Two adorable snow leopard cubs made their debut at the Cape May County Park and Zoo Tuesday, July 18.
The female cubs were born to parents Tysa, a 4-year-old female, and Bataar, a 9-year-old male, and mark the zoo’s first litter of snow leopards since 2013.
With only 12 snow leopards born in North American zoos in 2015, this pair of cubs is particularly groundbreaking for animal conservation efforts.
“The snow leopard is on the endangered species list, and the population of the native snow leopard has nearly been wiped out due to poaching and habitat encroachment,” Cape May County Freeholder E. Marie Hayes of Ocean City
said at the zoo Tuesday during a ceremony preceding the debut. “While snow leopards, especially the cubs, are interesting to watch, they serve to help educate the public. The research provided by zoos such as ours and refuges serves to aid in the successful conservation of these beautiful animals.”
Just last month, the zoo lost a big, popular furry member of their family, and Hayes says she is grateful to have another “successful breeding.”
“We lost our Siberian tiger, Rocky, and that was very sad, but now the snow leopards are here and everybody is doing fine,” Hayes said.
Veterinarian Herbert “Bert” Paluch is Cape May County Zoo’s director and has been with the organization for 26 years. While the cubs were born in the spring – May 19, to be exact – he began introducing the pair to their new habitat earlier this week.

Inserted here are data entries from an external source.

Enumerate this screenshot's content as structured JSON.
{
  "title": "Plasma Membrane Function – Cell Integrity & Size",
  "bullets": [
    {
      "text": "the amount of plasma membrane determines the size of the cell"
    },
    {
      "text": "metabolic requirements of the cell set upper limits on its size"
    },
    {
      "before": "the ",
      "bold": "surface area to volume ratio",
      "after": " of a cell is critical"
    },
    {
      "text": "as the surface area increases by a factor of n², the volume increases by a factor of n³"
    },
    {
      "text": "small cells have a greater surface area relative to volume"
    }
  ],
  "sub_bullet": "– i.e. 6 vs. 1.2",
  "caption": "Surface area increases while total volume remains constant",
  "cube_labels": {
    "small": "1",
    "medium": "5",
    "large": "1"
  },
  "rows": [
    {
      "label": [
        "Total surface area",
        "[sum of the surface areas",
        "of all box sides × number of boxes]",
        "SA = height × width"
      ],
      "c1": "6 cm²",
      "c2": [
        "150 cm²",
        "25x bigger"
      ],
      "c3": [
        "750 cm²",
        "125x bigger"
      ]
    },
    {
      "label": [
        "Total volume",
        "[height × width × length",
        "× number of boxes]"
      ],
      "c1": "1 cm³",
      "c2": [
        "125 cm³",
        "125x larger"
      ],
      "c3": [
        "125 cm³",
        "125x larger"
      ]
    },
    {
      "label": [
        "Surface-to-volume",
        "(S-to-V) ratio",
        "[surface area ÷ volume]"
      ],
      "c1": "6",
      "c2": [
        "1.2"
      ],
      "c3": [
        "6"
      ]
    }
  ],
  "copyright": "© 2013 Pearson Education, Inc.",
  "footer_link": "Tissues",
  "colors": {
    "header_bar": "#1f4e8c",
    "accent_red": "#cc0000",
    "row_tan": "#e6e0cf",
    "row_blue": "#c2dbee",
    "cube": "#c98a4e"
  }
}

“Actually, they’ve been out for a couple of days,” Paluch said. “At first when they’re born, they have no ears, their eyes are closed. … Initially, they just crawl along on their belly, and they don’t move much, so we wanted to make sure mom was comfortable with them being out here. I think it was a very successful introduction of the snow leopard cubs to the public.”
Associate veterinarian Dr. Alex Ernst, 38, said the mother’s care of her cubs can be a hit or miss in the animal kingdom, but that Tysa has been an affectionate mother.
“We’re very excited. This is a first litter for the pair, and any time you have a new pair, and especially a first-time mom, you’re a little bit nervous about how that is going to go,” Ernst said. “When they were born, we obviously did a physical exam on them. We wanted to make sure that they were nursing because that was one of our big concerns for a first-time mom. … After we checked all that out, we sort of let mom do the rest. Aside from routine vaccinations, mom has done all the work.”
Zookeeper Bryan Sincavage, 31, says the cubs have started to develop their own personalities.
“When they first stepped out, they were rolling around in the grass, jumping on mom, and just having a good, old time in the exhibit,” Sincavage said. “As they’ve grown up, I’ve seen two different personalities. One’s more curious, the other one is a little more timid, but once they’re together, they’re as playful as they can be.”
The cubs have yet to be named. At the zoo’s entrance, there are three names – Zara, Samaira and Ahana – for the public to choose from by donating money and placing it in the respective containers. The two highest-grossing bins will be the names for the new cubs.
“I’m proud of the people we have in this park and zoo. It’s because of them we have been elevated to No. 5 in the country, No. 13 in the world,” Hayes said. “With the breeding of the snow leopards in facilities such as our zoo, there is reason to believe that the snow leopard numbers can rebound.”